Housing starts roar back even as builder permits fall to 15-month low

Bloomberg News/Landov
A worker cuts wafer board for a new home in St. George, Utah.

The numbers: Housing starts ran at a 1.282 million seasonally adjusted annual rate in August, the Commerce Department said Wednesday. That was 9.2% higher than July’s pace, and 9.4% higher than a year ago.

What happened: Home builders broke ground on more homes in August, in good news for the supply-starved housing market. August’s pace beat the MarketWatch consensus of 1.249 million. But they applied for fewer permits: the 1.229 million pace of permits in August was down 5.7% for the month and 5.5% compared to a year ago. August’s pace of permitting was the lowest since May 2017.

Builder confidence is treading water this year, with sentiment unchanged in September, according to an industry group. Strong consumer demand is offset by high input costs, and new tariffs aren’t helping.

Big picture: The government’s new-home reports are based on small samples, and can be subject to large revisions. For the year to date, starts are up 6.9% compared to the same period a year ago.

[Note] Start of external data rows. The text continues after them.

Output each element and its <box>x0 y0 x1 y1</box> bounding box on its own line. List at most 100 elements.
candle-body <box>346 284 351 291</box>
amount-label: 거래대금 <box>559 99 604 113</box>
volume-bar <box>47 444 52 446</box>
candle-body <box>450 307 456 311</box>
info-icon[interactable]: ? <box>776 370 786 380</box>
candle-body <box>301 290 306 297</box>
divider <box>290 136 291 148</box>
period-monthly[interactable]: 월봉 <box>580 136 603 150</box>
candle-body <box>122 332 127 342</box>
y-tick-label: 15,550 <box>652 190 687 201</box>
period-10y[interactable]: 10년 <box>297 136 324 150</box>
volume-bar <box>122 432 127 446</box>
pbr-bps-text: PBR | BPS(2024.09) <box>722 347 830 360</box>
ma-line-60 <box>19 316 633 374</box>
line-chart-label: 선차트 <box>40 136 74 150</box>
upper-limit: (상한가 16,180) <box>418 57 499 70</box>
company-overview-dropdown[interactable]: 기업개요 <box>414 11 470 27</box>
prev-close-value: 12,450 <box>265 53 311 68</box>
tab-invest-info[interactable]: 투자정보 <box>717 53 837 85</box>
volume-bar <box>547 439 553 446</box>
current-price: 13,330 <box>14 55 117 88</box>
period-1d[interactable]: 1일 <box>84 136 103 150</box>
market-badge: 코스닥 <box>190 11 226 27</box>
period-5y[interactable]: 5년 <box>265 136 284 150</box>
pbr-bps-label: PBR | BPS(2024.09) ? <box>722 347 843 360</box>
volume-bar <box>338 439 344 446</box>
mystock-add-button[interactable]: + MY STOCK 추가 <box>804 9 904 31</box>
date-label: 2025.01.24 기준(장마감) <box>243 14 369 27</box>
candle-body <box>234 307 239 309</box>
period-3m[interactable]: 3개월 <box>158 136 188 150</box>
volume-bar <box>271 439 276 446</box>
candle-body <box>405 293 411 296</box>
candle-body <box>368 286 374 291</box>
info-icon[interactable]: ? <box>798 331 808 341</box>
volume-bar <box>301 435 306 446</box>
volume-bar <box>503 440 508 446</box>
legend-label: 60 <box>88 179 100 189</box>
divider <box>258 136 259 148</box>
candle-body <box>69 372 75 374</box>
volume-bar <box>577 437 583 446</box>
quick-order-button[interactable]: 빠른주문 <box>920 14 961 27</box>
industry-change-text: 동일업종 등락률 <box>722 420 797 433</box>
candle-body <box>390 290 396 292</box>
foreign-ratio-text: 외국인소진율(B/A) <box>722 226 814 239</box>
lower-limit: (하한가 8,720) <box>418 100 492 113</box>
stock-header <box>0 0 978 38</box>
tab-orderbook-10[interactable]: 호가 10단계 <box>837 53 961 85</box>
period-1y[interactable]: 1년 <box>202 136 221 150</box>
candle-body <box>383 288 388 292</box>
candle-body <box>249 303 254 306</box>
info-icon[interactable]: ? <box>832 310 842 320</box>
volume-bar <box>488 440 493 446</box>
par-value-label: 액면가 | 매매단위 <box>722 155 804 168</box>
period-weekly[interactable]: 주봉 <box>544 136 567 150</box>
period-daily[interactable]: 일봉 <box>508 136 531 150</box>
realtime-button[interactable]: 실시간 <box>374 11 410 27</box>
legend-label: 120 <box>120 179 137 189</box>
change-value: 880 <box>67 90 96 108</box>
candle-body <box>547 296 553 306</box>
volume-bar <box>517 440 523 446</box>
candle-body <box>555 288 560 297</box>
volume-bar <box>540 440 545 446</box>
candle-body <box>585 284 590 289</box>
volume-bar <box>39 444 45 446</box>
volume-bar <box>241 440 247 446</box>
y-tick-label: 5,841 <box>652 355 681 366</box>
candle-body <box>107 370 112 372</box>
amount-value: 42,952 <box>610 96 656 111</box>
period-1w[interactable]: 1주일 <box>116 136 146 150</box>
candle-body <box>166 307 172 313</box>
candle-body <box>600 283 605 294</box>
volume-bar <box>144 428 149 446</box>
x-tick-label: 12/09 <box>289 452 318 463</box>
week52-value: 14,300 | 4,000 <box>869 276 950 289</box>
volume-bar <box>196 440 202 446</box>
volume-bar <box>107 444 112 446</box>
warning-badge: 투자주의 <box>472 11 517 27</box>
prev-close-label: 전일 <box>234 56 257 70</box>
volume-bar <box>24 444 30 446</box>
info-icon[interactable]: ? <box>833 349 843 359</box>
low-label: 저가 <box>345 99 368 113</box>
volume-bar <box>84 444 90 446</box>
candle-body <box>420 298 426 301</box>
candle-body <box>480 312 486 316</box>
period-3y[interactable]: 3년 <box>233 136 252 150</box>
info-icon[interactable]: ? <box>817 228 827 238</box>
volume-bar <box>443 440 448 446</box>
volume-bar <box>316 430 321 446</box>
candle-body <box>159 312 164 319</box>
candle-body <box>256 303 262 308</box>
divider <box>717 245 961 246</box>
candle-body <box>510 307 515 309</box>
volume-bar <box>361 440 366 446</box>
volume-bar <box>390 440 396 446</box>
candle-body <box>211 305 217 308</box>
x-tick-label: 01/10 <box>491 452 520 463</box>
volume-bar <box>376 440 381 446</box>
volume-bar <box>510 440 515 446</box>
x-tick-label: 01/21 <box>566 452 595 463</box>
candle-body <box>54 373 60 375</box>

In August, single-family starts edged up slightly: they were 1.9% higher for the month. Single-family permits, the metric some economists consider most critical to understanding builder activity, plunged 6.1%. Most single-family houses are built for purchase, rather than rent, so analysts view increased activity in that area a builder bet on a stronger economy and healthier consumers.

What they’re saying: “Permits have clearly faded from the cycle high 1.38 million set in March of this year, and suggest that starts will likely remain rangebound for the rest of the year,” noted Robert Kavcic, a senior economist with BMO Capital Markets. “This is consistent with our view that residential construction looks to be largely a wash on overall economic growth at this stage of the cycle.”

Stephen Stanley, chief economist at Amherst Pierpont, Securities,was more blunt: “To be clear, there is fundamental softness in housing.”

Stanley elaborated: “Industry sources suggest that the relentless torrid home price appreciation in recent years has finally reached a point that numerous prospective buyers are balking. In addition, high-end homes in high-tax states are starting to see some effect from tax law changes implemented in December. On top of that, new home construction has been impacted by a run-up in materials costs this year, squeezing builders in a vice between rising costs and a diminishing appetite of prospective buyers to pay up.”

Market reaction: Home builder stocks are under pressure this year, largely because investors fear rising interest rates will dampen buyer demand. PulteGroup, Inc. PHM, -0.54%   shares are down 19% in the year to date, while shares of D.R. Horton, Inc. DHI, -1.19%   have lost more than 15%.